In one terminal start the home-robot

roslaunch home_robot_hw startup_stretch_hector_slam.launch

In another terminal run the robot control. More details in ok-robot-hw

cd ok-robot-hw

python run.py -x1 [x1] -y1 [y1] -x2 [x2] -y2 [y2] -ip [your workstation ip]

Citation

If you find this work useful, please consider citing:

@article{liu2024okrobot,
  title={OK-Robot: What Really Matters in Integrating Open-Knowledge Models for Robotics},
  author={Liu, Peiqi and Orru, Yaswanth and Paxton, Chris and Shafiullah, Nur Muhammad Mahi and Pinto, Lerrel},
  journal={arXiv preprint arXiv:2401.12202},
  year={2024}
}

Our work is reliant on a lot of other publications and open source projects, if you find a particular component useful, please consider citing the original authors as well.

List of citations
@article{fang2023anygrasp,
  title={Anygrasp: Robust and efficient grasp perception in spatial and temporal domains},
  author={Fang, Hao-Shu and Wang, Chenxi and Fang, Hongjie and Gou, Minghao and Liu, Jirong and Yan, Hengxu and Liu, Wenhai and Xie, Yichen and Lu, Cewu},
  journal={IEEE Transactions on Robotics},
  year={2023},
  publisher={IEEE}
}

@article{minderer2024scaling,
  title={Scaling open-vocabulary object detection},
  author={Minderer, Matthias and Gritsenko, Alexey and Houlsby, Neil},
  journal={Advances in Neural Information Processing Systems},
  volume={36},
  year={2024}
}

@article{yenamandra2023homerobot,
  title={HomeRobot: Open-Vocabulary Mobile Manipulation},
  author={Yenamandra, Sriram and Ramachandran, Arun and Yadav, Karmesh and Wang, Austin and Khanna, Mukul and Gervet, Theophile and Yang, Tsung-Yen and Jain, Vidhi and Clegg, Alexander William and Turner, John and others},
  journal={arXiv preprint arXiv:2306.11565},
  year={2023}
}

Roadmap

While OK-Robot can do quite a bit by itself, we think there are plenty of room for improvement for a zero-shot, home-dwelling robot. That's why we consider OK-Robot a living release, and will try to occassionally add new features to this. We also encourage you to take a look at the list below, and if you are interested, share your improvements with the community by contributing to this project.

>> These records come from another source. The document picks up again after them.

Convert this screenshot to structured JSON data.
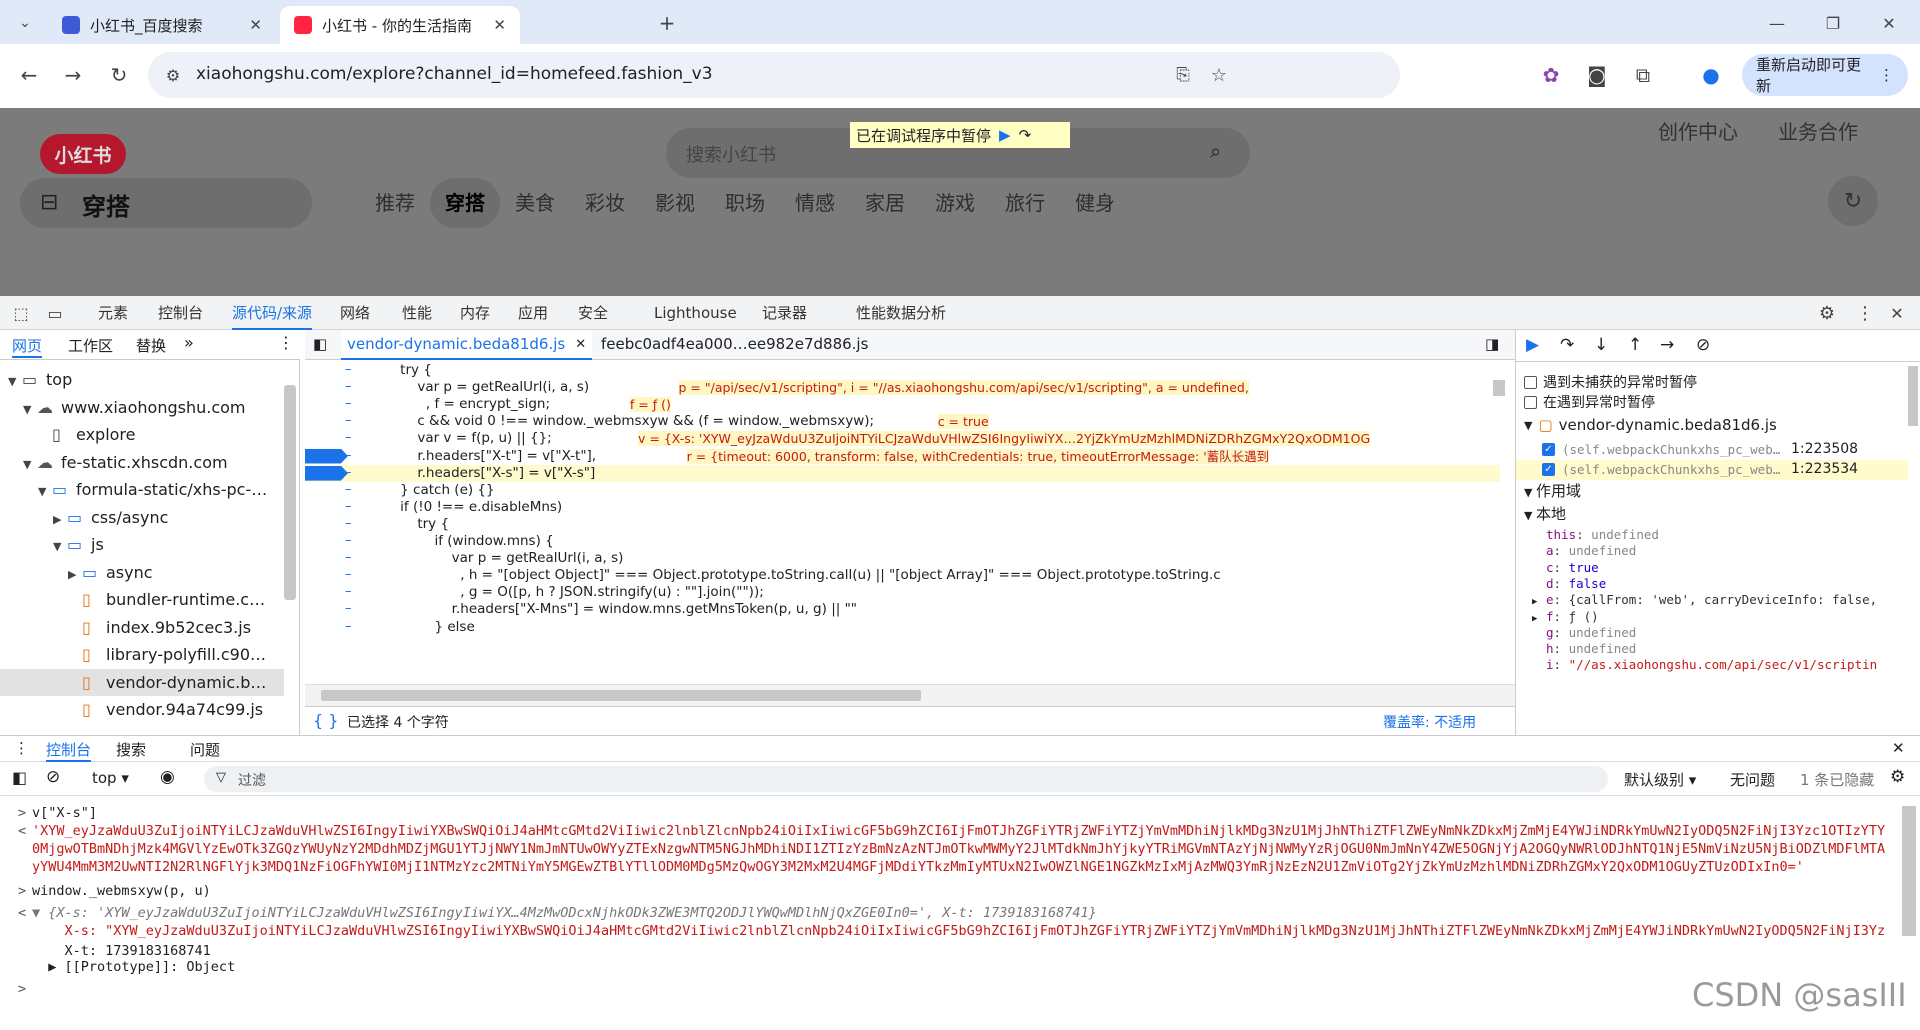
{
  "browser": {
    "tabs": [
      {
        "title": "小红书_百度搜索",
        "close": "✕"
      },
      {
        "title": "小红书 - 你的生活指南",
        "close": "✕"
      }
    ],
    "new_tab": "+",
    "url": "xiaohongshu.com/explore?channel_id=homefeed.fashion_v3",
    "update_label": "重新启动即可更新"
  },
  "site": {
    "logo": "小红书",
    "search_placeholder": "搜索小红书",
    "paused_banner": "已在调试程序中暂停",
    "header_links": [
      "创作中心",
      "业务合作"
    ],
    "channel_big": "穿搭",
    "channels": [
      "推荐",
      "穿搭",
      "美食",
      "彩妆",
      "影视",
      "职场",
      "情感",
      "家居",
      "游戏",
      "旅行",
      "健身"
    ]
  },
  "devtools": {
    "tabs": [
      "元素",
      "控制台",
      "源代码/来源",
      "网络",
      "性能",
      "内存",
      "应用",
      "安全",
      "Lighthouse",
      "记录器",
      "性能数据分析"
    ],
    "left_tabs": [
      "网页",
      "工作区",
      "替换"
    ],
    "tree": [
      {
        "label": "top",
        "indent": 0,
        "arrow": "▼",
        "icon": "frame"
      },
      {
        "label": "www.xiaohongshu.com",
        "indent": 1,
        "arrow": "▼",
        "icon": "cloud"
      },
      {
        "label": "explore",
        "indent": 2,
        "arrow": "",
        "icon": "file"
      },
      {
        "label": "fe-static.xhscdn.com",
        "indent": 1,
        "arrow": "▼",
        "icon": "cloud"
      },
      {
        "label": "formula-static/xhs-pc-…",
        "indent": 2,
        "arrow": "▼",
        "icon": "folder"
      },
      {
        "label": "css/async",
        "indent": 3,
        "arrow": "▶",
        "icon": "folder"
      },
      {
        "label": "js",
        "indent": 3,
        "arrow": "▼",
        "icon": "folder"
      },
      {
        "label": "async",
        "indent": 4,
        "arrow": "▶",
        "icon": "folder"
      },
      {
        "label": "bundler-runtime.c…",
        "indent": 4,
        "arrow": "",
        "icon": "jsfile"
      },
      {
        "label": "index.9b52cec3.js",
        "indent": 4,
        "arrow": "",
        "icon": "jsfile"
      },
      {
        "label": "library-polyfill.c90…",
        "indent": 4,
        "arrow": "",
        "icon": "jsfile"
      },
      {
        "label": "vendor-dynamic.b…",
        "indent": 4,
        "arrow": "",
        "icon": "jsfile"
      },
      {
        "label": "vendor.94a74c99.js",
        "indent": 4,
        "arrow": "",
        "icon": "jsfile"
      }
    ],
    "file_tabs": [
      "vendor-dynamic.beda81d6.js",
      "feebc0adf4ea000…ee982e7d886.js"
    ],
    "file_tab_close": "✕",
    "code_lines": [
      "    try {",
      "        var p = getRealUrl(i, a, s)",
      "          , f = encrypt_sign;",
      "        c && void 0 !== window._webmsxyw && (f = window._webmsxyw);",
      "        var v = f(p, u) || {};",
      "        r.headers[\"X-t\"] = v[\"X-t\"],",
      "        r.headers[\"X-s\"] = v[\"X-s\"]",
      "    } catch (e) {}",
      "    if (!0 !== e.disableMns)",
      "        try {",
      "            if (window.mns) {",
      "                var p = getRealUrl(i, a, s)",
      "                  , h = \"[object Object]\" === Object.prototype.toString.call(u) || \"[object Array]\" === Object.prototype.toString.c",
      "                  , g = O([p, h ? JSON.stringify(u) : \"\"].join(\"\"));",
      "                r.headers[\"X-Mns\"] = window.mns.getMnsToken(p, u, g) || \"\"",
      "            } else"
    ],
    "inline_values": [
      "",
      "p = \"/api/sec/v1/scripting\", i = \"//as.xiaohongshu.com/api/sec/v1/scripting\", a = undefined,",
      "f = ƒ ()",
      "c = true",
      "v = {X-s: 'XYW_eyJzaWduU3ZuIjoiNTYiLCJzaWduVHlwZSI6IngyIiwiYX…2YjZkYmUzMzhlMDNiZDRhZGMxY2QxODM1OG",
      "r = {timeout: 6000, transform: false, withCredentials: true, timeoutErrorMessage: '蓄队长遇到",
      "",
      "",
      "",
      "",
      "",
      "",
      "",
      "",
      "",
      ""
    ],
    "status_selected": "已选择 4 个字符",
    "coverage": "覆盖率: 不适用",
    "breakpoint_options": [
      "遇到未捕获的异常时暂停",
      "在遇到异常时暂停"
    ],
    "breakpoint_file": "vendor-dynamic.beda81d6.js",
    "breakpoints": [
      {
        "code": "(self.webpackChunkxhs_pc_web…",
        "loc": "1:223508"
      },
      {
        "code": "(self.webpackChunkxhs_pc_web…",
        "loc": "1:223534"
      }
    ],
    "scope_label": "作用域",
    "local_label": "本地",
    "scope_vars": [
      {
        "name": "this",
        "value": "undefined"
      },
      {
        "name": "a",
        "value": "undefined"
      },
      {
        "name": "c",
        "value": "true"
      },
      {
        "name": "d",
        "value": "false"
      },
      {
        "name": "e",
        "value": "{callFrom: 'web', carryDeviceInfo: false,"
      },
      {
        "name": "f",
        "value": "ƒ ()"
      },
      {
        "name": "g",
        "value": "undefined"
      },
      {
        "name": "h",
        "value": "undefined"
      },
      {
        "name": "i",
        "value": "\"//as.xiaohongshu.com/api/sec/v1/scriptin"
      }
    ]
  },
  "console": {
    "tabs": [
      "控制台",
      "搜索",
      "问题"
    ],
    "context": "top",
    "filter_placeholder": "过滤",
    "level": "默认级别",
    "issues": "无问题",
    "hidden": "1 条已隐藏",
    "lines": [
      {
        "prefix": ">",
        "text": "v[\"X-s\"]"
      },
      {
        "prefix": "<",
        "text": "'XYW_eyJzaWduU3ZuIjoiNTYiLCJzaWduVHlwZSI6IngyIiwiYXBwSWQiOiJ4aHMtcGMtd2ViIiwic2lnblZlcnNpb24iOiIxIiwicGF5bG9hZCI6IjFmOTJhZGFiYTRjZWFiYTZjYmVmMDhiNjlkMDg3NzU1MjJhNThiZTFlZWEyNmNkZDkxMjZmMjE4YWJiNDRkYmUwN2IyODQ5N2FiNjI3Yzc1OTIzYTY"
      },
      {
        "prefix": "",
        "text": "0MjgwOTBmNDhjMzk4MGVlYzEwOTk3ZGQzYWUyNzY2MDdhMDZjMGU1YTJjNWY1NmJmNTUwOWYyZTExNzgwNTM5NGJhMDhiNDI1ZTIzYzBmNzAzNTJmOTkwMWMyY2JlMTdkNmJhYjkyYTRiMGVmNTAzYjNjNWMyYzRjOGU0NmJmNnY4ZWE5OGNjYjA2OGQyNWRlODJhNTQ1NjE5NmViNzU5NjBiODZlMDFlMTA"
      },
      {
        "prefix": "",
        "text": "yYWU4MmM3M2UwNTI2N2RlNGFlYjk3MDQ1NzFiOGFhYWI0MjI1NTMzYzc2MTNiYmY5MGEwZTBlYTllODM0MDg5MzQwOGY3M2MxM2U4MGFjMDdiYTkzMmIyMTUxN2IwOWZlNGE1NGZkMzIxMjAzMWQ3YmRjNzEzN2U1ZmViOTg2YjZkYmUzMzhlMDNiZDRhZGMxY2QxODM1OGUyZTUzODIxIn0='"
      },
      {
        "prefix": ">",
        "text": "window._webmsxyw(p, u)"
      },
      {
        "prefix": "<",
        "text": "▼ {X-s: 'XYW_eyJzaWduU3ZuIjoiNTYiLCJzaWduVHlwZSI6IngyIiwiYX…4MzMwODcxNjhkODk3ZWE3MTQ2ODJlYWQwMDlhNjQxZGE0In0=', X-t: 1739183168741}"
      },
      {
        "prefix": "",
        "text": "    X-s: \"XYW_eyJzaWduU3ZuIjoiNTYiLCJzaWduVHlwZSI6IngyIiwiYXBwSWQiOiJ4aHMtcGMtd2ViIiwic2lnblZlcnNpb24iOiIxIiwicGF5bG9hZCI6IjFmOTJhZGFiYTRjZWFiYTZjYmVmMDhiNjlkMDg3NzU1MjJhNThiZTFlZWEyNmNkZDkxMjZmMjE4YWJiNDRkYmUwN2IyODQ5N2FiNjI3Yz"
      },
      {
        "prefix": "",
        "text": "    X-t: 1739183168741"
      },
      {
        "prefix": "",
        "text": "  ▶ [[Prototype]]: Object"
      },
      {
        "prefix": ">",
        "text": ""
      }
    ],
    "watermark": "CSDN @sasIII"
  },
  "colors": {
    "accent": "#1a73e8",
    "brand": "#ff2442",
    "string": "#c41a16"
  }
}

  • Create OK-Robot, a shared platform for a zero-shot, open-vocab pick-and-place robot.
  • Integrate grasping primitive with AnyGrasp.
  • Integrate open-vocabulary navigation with VoxelMap.
  • Integrate heuristic based dropping.
  • Improve documentation.
  • Add error detection/recovery from failure while manipulating.
  • Figure out interactive navigation: if an object is not found or a query is ambiguous, ask the end-user.
  • Integrate with an open-source grasp perception model so that we can MIT-license all the dependencies.